Yesterday, dozens of young Iranian men surged past police into the British Embassy complex in Tehran, smashing windows, hurling Molotov cocktails, and tossing documents from windows. The British flag was burned and the Iranian flag was raised in its place. The embassy was also looted and a car was burned outside. The riot occurred two days after the Iranian parliament voted to reduce diplomatic relations with Britain, who supported upgraded sanctions against Iran for its continuing pursuit of nuclear weapons. At a time of incredibly high tensions in the Middle East, the last thing the region needed was a re-enactment of the 1979 US embassy takeover, the emblematic point of breakdown in relations between the fanatical Iranian regime and the West.
The British Foreign Office denounced the melee, noting that Iran has a “clear duty” under international law to protect diplomats and offices. The Obama administration joined Britain as well as other members of the European Union in denouncing the violence. White House Press Secretary Jay Carney made the usual toothless condemnations, “in the strongest terms,” of course, and reiterated the British demand that “Iran has a responsibility to protect the diplomatic missions present in its country and the personnel stationed at them.”
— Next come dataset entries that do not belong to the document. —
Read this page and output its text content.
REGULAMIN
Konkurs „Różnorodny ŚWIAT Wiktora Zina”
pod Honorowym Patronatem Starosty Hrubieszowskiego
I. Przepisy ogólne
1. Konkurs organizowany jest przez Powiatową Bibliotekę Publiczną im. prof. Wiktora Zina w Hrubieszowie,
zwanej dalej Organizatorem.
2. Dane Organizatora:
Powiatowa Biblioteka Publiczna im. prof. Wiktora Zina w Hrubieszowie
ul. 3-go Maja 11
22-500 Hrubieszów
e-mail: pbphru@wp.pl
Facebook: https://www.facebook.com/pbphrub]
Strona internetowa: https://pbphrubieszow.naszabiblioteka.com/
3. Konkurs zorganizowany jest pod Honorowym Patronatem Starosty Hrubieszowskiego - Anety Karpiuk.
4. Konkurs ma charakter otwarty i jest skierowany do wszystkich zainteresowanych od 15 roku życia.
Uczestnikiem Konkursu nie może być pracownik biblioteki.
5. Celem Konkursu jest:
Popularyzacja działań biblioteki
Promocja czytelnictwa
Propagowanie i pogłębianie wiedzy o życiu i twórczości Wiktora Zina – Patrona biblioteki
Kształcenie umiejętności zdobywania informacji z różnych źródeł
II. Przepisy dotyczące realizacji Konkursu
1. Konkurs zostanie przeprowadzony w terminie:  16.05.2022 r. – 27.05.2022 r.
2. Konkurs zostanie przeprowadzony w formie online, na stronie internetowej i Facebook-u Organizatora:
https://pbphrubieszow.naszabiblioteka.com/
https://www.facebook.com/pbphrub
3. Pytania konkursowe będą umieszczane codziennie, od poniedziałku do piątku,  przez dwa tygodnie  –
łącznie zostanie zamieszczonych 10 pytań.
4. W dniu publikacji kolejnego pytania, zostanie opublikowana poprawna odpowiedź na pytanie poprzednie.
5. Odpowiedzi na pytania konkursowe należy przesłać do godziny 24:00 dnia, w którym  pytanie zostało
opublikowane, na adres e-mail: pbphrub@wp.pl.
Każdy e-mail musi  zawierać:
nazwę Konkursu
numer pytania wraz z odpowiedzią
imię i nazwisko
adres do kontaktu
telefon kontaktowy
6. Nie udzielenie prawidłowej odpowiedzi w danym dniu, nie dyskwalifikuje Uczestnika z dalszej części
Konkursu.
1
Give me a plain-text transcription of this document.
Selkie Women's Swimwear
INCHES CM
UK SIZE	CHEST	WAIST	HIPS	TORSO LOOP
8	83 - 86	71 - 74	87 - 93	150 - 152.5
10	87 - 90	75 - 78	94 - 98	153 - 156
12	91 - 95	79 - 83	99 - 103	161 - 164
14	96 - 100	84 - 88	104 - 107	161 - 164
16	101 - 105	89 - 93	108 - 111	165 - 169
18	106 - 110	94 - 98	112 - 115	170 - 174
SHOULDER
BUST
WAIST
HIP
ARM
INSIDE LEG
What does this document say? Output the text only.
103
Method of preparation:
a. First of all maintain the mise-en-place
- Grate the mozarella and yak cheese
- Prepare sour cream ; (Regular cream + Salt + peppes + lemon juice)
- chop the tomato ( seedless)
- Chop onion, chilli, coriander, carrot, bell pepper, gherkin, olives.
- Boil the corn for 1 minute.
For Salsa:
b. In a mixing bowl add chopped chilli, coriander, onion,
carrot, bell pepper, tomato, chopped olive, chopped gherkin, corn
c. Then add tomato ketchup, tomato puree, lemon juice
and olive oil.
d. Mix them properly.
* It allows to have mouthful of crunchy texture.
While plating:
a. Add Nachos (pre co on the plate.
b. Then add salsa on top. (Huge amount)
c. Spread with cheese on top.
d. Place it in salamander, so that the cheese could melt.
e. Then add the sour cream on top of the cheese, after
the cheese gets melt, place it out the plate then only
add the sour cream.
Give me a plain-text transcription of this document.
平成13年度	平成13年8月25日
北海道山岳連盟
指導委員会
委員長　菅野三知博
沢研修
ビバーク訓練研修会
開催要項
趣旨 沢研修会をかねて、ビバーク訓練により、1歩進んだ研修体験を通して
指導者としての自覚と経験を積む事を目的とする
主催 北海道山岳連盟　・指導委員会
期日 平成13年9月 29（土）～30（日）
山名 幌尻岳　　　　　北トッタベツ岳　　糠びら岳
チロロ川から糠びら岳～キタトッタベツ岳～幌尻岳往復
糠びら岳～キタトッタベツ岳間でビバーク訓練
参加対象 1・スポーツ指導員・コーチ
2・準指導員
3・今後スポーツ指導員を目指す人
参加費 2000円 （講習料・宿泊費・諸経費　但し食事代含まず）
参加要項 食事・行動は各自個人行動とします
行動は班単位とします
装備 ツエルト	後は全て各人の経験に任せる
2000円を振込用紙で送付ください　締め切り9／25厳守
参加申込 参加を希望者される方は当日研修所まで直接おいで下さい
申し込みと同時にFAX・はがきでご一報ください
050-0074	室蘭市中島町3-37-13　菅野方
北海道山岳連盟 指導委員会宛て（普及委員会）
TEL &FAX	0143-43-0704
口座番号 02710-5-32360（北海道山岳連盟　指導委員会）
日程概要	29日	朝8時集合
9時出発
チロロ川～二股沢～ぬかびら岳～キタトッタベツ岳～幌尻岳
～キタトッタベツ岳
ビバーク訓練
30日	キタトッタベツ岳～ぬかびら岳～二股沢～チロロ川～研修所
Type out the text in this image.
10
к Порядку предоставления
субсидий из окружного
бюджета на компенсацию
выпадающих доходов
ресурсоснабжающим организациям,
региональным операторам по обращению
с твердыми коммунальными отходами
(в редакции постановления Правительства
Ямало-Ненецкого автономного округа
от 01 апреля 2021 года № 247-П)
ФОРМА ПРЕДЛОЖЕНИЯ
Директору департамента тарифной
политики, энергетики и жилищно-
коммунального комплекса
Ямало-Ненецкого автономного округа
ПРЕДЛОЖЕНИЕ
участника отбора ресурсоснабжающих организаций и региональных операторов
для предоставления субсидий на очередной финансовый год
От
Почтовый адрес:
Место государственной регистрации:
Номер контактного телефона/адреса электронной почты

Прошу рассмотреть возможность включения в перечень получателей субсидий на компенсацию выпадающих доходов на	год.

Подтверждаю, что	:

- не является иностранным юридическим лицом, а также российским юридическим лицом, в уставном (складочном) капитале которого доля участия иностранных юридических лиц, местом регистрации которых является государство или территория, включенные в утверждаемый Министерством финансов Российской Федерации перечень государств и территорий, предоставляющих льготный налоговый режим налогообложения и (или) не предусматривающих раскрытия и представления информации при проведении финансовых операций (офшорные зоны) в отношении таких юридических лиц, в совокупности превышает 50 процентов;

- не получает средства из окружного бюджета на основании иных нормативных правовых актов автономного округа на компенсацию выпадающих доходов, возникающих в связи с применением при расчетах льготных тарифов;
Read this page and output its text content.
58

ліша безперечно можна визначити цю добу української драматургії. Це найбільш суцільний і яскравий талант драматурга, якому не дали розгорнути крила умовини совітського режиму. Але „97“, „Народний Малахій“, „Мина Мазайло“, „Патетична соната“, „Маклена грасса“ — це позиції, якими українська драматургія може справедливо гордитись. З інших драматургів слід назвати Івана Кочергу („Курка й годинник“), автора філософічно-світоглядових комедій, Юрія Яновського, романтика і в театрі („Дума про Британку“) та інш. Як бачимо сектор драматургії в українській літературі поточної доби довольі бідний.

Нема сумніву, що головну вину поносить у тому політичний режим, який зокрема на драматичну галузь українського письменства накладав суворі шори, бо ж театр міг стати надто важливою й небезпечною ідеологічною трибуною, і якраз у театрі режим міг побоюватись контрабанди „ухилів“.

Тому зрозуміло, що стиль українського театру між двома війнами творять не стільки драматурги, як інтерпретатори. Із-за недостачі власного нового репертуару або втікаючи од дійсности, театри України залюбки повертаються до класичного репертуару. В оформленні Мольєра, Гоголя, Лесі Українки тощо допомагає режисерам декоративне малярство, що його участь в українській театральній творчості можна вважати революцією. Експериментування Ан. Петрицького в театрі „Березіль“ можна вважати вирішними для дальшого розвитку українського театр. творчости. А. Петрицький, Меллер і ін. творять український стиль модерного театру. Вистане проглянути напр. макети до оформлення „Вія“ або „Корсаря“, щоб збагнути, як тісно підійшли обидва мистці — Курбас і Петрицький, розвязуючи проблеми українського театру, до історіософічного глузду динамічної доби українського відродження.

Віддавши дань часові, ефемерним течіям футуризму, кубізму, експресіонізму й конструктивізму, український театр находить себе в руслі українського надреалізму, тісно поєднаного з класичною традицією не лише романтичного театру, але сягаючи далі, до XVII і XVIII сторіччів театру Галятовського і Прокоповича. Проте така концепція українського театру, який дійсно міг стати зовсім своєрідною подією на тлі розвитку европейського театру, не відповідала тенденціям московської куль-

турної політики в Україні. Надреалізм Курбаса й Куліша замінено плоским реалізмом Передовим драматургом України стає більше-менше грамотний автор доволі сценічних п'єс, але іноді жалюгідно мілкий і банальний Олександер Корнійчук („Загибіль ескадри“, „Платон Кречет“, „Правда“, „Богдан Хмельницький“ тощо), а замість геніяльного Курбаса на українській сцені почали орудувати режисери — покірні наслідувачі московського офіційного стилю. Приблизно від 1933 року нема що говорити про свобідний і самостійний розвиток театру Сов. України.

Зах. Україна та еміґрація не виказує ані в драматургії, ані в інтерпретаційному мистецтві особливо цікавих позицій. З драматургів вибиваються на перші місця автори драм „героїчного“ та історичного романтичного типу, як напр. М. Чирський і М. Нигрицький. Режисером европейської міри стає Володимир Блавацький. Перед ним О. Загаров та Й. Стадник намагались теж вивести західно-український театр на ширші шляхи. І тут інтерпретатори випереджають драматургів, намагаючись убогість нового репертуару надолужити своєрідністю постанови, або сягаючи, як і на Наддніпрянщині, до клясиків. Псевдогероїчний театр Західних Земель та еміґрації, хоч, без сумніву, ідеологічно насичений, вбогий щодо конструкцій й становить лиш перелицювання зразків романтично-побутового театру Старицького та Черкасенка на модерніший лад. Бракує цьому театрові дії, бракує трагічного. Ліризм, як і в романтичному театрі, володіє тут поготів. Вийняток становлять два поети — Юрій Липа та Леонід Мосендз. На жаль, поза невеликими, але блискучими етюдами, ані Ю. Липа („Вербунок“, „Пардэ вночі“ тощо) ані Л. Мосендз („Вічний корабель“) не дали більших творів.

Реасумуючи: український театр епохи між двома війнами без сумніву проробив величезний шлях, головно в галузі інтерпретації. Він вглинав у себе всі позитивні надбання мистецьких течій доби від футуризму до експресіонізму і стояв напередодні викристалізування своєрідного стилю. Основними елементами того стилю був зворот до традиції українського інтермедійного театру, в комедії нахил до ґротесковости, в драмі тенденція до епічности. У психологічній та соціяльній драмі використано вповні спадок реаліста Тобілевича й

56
The storming of the embassy by regime supporters was a tenacious effort. Police cleared the demonstrators in front of the main embassy, but later clashed with protesters a second time, using tear gas to disperse the mob after protesters once again gained entry to the compound, according to Fars news agency in Iran. Another Iranian news report said six embassy staff members had been held hostage for a short time. British Foreign Secretary William Hague threatened, “Clearly there will be other, further, and serious consequences.”
An Iranian official who declined to be identified told Reuters the government had no role in the uprising. “It was not an organized measure. The establishment had no role in it. It was not planned,” he claimed. The assertion is almost impossible to take seriously. The UK has become a major target of government officials in recent days, with one assembly member publicly saying the country was “worse than the devil” and calling for the ambassador’s expulsion. Only days before the attack, the same politician also exhorted the Iranian people to take action: “The British government should know that if they insist on their evil stances, the Iranian people will punch them in the month, exactly as happened against America’s den of spies.” Al-Jazeera reporter Dorsa Jabbari claimed the police and various ministries had prior knowledge of the protest, organized by the student arm of the Basij armed group, Khomeini’s foot soldiers. “Any such action of this scale can never be independent in the Islamic Republic,” he said. “These gatherings are always approved by higher officials.”
Giving weight to Jabbari’s assessment was the fact that Sardar Mohamad Reza Naghdi, the commander of the Basij, appeared on state television on Sunday night. He claimed his group was “counting the moments” until it could conduct a strike against “Zionist forces.” Sunday was also the day the Iranian parliament voted to expel the British ambassador. A majority of the 179 lawmakers were in favor of reducing relations to the level of “charge d’affaires” within two weeks. They also approved reducing economic relations with Britain “to a minimum” and raised the possibility that other nations would be subjected to the same punishment if they behaved in the same manner. “This bill is only the beginning,” warned lawmaker Ali Larijani, speaking on behalf of the parliament. The bill required the approval of Iran’s Guardians Council before taking effect. They unanimously endorsed it Monday.
Interestingly, the vote represented a rift between some lawmakers and Iranian President Mahmoud Ahmadinejad. While his government remains steadfast in its refusal to halt its nuclear program, Ahmadinejad was hoping to exploit diplomatic channels to mitigate the worst effects of the sanctions. But with the vote, this possibility was lost, a development that comes as no surprise to political analyst Hasan Sedghi. No matter the consequences of further sanctions, “radical hardliners in Iran will use the crisis to unite people and also to blame the crisis for the fading economy,” he said.